Djoko Pitono *
jawapos.com
MENGAPA banyak pemimpin tidak adil, korup, dan lebih memikirkan kepentingan sendiri? Salah satu jawaban atas pernyataan itu, mereka tidak membaca karya-karya sastra yang baik. Tidak percaya? Anda lihat sendiri di sekeliling Anda. Amati mereka. Kalau perlu, buat semacam penelitian secara sederhana.
Sebaliknya, banyak pemimpin terkemuka yang merupakan pembaca sastra yang baik. Entah sejarah, biografi, surat-surat, puisi, atau cerita-cerita fiksi.
Mengapa sastra sangat penting? Menurut novelis Inggris C.S. Lewis (1898-1963), sastra menambahkan (sesuatu) pada realitas, tidak hanya melukiskannya. Sastra memperkaya kompetensi penting yang dibutuhkan dalam kehidupan sehari-hari. Dalam hal ini, sastra mengairi kehidupan kita yang telah berubah menjadi gurun pasir. Pujangga terkemuka Jerman Johann Wolfgang von Goethe secara tersirat menyalahkan para pemimpin ketika sebuah bangsa mundur. “Mundurnya sastra menunjukkan mundurnya sebuah bangsa,” kata Goethe.

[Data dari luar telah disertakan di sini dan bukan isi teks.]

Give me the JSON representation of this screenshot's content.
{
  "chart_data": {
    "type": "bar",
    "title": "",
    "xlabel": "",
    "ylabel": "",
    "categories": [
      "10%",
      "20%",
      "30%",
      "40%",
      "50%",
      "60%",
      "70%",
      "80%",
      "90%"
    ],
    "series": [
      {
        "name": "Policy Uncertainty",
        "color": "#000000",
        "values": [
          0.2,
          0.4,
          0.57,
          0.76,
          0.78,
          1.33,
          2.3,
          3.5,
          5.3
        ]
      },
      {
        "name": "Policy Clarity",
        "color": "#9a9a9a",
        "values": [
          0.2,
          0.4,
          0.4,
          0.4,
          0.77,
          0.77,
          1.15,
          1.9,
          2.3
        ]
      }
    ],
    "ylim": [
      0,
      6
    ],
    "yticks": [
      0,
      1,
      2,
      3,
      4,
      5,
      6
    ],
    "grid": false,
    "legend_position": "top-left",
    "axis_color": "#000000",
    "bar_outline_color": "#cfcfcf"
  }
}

Alexander Solzhenitsyn, pengarang Rusia pemenang hadiah Nobel Sastra 1970, mengatakan, hanya ada pengganti pengalaman yang tidak kita punyai, yakni seni dan sastra. Sementara itu, Alfred North Whitehead (1861-1947), filsuf dan ahli matematika Inggris, menegaskan, “Hanya dalam sastra pandangan konkret tentang kemanusiaan memperoleh ekspresinya.”
Tetapi, itu kan omongan para sastrawan? Mari kita ambil contoh salah seorang pemimpin terkemuka Amerika Serikat, Jimmy Carter. Selain dikenal sebagai presiden ke-39 AS, Carter adalah pemenang hadiah Nobel Perdamaian 2002. Dia juga pensiunan laksamana.
Bila kita perhatikan kehidupan Carter 30 tahun terakhir, betapa besar perhatiannya pada isu-isu keadilan. Saat militer Amerika menyerang Iraq, Carter sangat sedih. Dia bahkan marah atas kebijakan keras Amerika di bidang keamanan setelah serangan terhadap WTC, New York, pada 11 September 2001.
Sejak menjadi presiden AS pada 1976, Carter dikenal sebagai pemimpin yang gigih memperjuangkan perdamaian di berbagai negara yang dilanda konflik. Adalah Carter yang memungkinkan perdamaian antara Mesir dan Israel setelah para pemimpin kedua negara berunding berhari-hari di Camp David. Namun, Carter justru dimusuhi lobi Israel yang merasa dirugikan sehingga dirinya tersingkir dalam pemilu 1979 oleh Ronald Reagan. Meski begitu, semangat Carter tak pernah surut dalam memperjuangkan perdamaian.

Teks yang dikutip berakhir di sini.